Don’t Forget to Fund Your Trust
When Mary passed away, her daughter, Rose, contacted me to discuss what happens next. Rose knew that Mary had made her the Successor Trustee of Mary's Trust. One of the first steps in trust administration includes looking at the titles of the properties that were listed in the schedule of assets in the trust. However, we ran into a problem. At the time Mary had prepared her estate plan, her house was listed on the schedule of assets and transferred into the name of the trust, but subsequently, during her lifetime, Mary had recorded an additional deed (due to a home loan refinance) which left the property in Mary’s name alone and not in name of her trust. So this meant that Mary’s trust was not properly funded and Rose would need to go to court to fix the problem.
When you have gone to the trouble of preparing an estate plan, you expect that it will perform as intended when the time comes. In order to ensure that your trust does its job without a hitch, you will need to make sure that your trust is “funded” throughout the rest of your life. Lifetime management sounds onerous, but I would argue that it is fairly easy. After all, how often do you get a new home or change bank accounts?
As the Settlor(s) and as the initial Trustee(s), it is your responsibility to manage your trust after you have signed the estate planning documents. You need need to make sure that you acquire your property under the name of the trust. The generally accepted format would be to title your assets something similar to this: Mary Maisel, Trustee of the Mary Maisel Revocable Trust.
Like my scenario above, at the time you prepare your estate plan, if you have hired me (or to just about any attorney) to prepare the plan, you will sign a new grant deed for your home. If you refinance (or otherwise borrow against) the house that is held in the Trust, the lender may require that you transfer the property back to yourself as an individual before you execute the loan documents. If this happens, you should ask the title company to prepare a deed transferring the title back to you as Trustee of the Trust as soon as the refinancing is complete. If the title company and/or escrow officer will not prepare the deed, feel free to contact my office so I can prepare the grant deed for you.
Like your home, any additional real estate purchases also need to be properly titled so that your additional properties can be in the trust and subject to the distribution according to your trust. Leaving the property in your name alone will require that a petition be filed in probate court to rectify the problem. This will delay the distribution of the asset to your heirs and it will cost your trust money that your successor trustee did not otherwise need to spend.
Bank Accounts and Safe Deposit Boxes
You should also change the title on your bank accounts, brokerage or mutual fund accounts, certificate of deposit accounts, dividend reinvestment accounts, other financial institution accounts, and safe deposit box to your name as trustee. Many banks will request a Certificate of Trust document which summarizes your Trust without having to give the bank your entire trust document and allowing you to preserve your privacy.

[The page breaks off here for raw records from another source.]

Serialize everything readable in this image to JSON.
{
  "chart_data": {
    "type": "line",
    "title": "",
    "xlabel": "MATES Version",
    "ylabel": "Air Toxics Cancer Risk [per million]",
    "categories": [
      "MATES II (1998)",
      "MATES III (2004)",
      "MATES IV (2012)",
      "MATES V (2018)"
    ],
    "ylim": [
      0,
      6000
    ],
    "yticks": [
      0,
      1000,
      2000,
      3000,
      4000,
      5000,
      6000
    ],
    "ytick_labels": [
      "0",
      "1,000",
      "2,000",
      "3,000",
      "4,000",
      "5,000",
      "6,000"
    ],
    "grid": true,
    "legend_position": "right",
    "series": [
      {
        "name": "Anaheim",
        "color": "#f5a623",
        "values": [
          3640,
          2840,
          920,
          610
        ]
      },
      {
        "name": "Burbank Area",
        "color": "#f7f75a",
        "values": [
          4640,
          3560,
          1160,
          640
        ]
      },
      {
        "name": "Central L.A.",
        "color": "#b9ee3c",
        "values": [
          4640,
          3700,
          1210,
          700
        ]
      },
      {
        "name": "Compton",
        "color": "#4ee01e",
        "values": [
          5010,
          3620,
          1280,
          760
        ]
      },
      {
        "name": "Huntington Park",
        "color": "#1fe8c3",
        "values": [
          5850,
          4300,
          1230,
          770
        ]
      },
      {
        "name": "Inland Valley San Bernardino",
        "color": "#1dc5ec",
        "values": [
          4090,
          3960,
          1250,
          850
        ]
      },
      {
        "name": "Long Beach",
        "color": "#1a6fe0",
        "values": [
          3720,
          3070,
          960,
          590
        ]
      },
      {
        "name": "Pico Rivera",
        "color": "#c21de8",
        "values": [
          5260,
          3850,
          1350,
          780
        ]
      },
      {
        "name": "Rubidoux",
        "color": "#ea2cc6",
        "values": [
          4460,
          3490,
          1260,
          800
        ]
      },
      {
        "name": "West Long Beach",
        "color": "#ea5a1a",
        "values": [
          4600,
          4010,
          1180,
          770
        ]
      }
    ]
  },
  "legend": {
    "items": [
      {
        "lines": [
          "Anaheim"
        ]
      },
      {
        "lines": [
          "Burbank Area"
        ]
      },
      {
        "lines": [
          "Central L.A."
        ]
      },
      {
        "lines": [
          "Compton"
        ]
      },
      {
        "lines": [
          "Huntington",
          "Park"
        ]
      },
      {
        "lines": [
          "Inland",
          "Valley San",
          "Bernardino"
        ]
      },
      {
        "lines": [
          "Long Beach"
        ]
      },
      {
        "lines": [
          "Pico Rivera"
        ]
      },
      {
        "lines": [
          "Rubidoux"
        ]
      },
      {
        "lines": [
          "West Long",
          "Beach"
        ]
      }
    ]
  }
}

If you do choose to open new accounts at a new bank or other financial institution, be sure to open those accounts using your proper title as trustee and not in your name alone. If you have reasons for leaving some of your bank or brokerage accounts in your name alone, you will need to recognize that should the total value of your assets in your name alone exceed $166,500, a probate proceeding will need to be opened. That number can be reached fast if you are a good saver or high earner. That’s why it’s best to keep everything in the name of the trust.
Personal Property and Cars
If this office prepared your estate plan, then you have already transferred your interest in your household furniture and furnishings and personal effects to the trust by signing the Assignment of Personal Property. If not, I recommend that you have one prepared. In California, you can leave the title to automobiles in your individual name as the California Department of Motor Vehicles has forms for transferring title when the time comes.
Life Insurance Policy
If you have purchased life insurance coverage that would pay out were you to pass away before your children are old enough to manage their own money, you may want to have the insurance policy payout to the trust so that the trustee can manage it. If you are not married to your children’s other parent and you are not sure how the other parent is going to manage the life insurance proceeds, you will probably want to have the proceeds go to your trust. Otherwise, using the beneficiary designation form provided by the insurance company is the preferred method.
Retirement and Individual Retirement Accounts
You should not change the title to Individual Retirement Accounts (IRAs), other qualified pensions, and retirement plans. The disposition of these assets on death should be directed by beneficiary designation as there may be tax implications if they are paid to the trust.
Ultimately, you are the one responsible for making sure that your trust is funded but please remember that you can always reach out to your attorney to ask questions as you manage your trust over the years.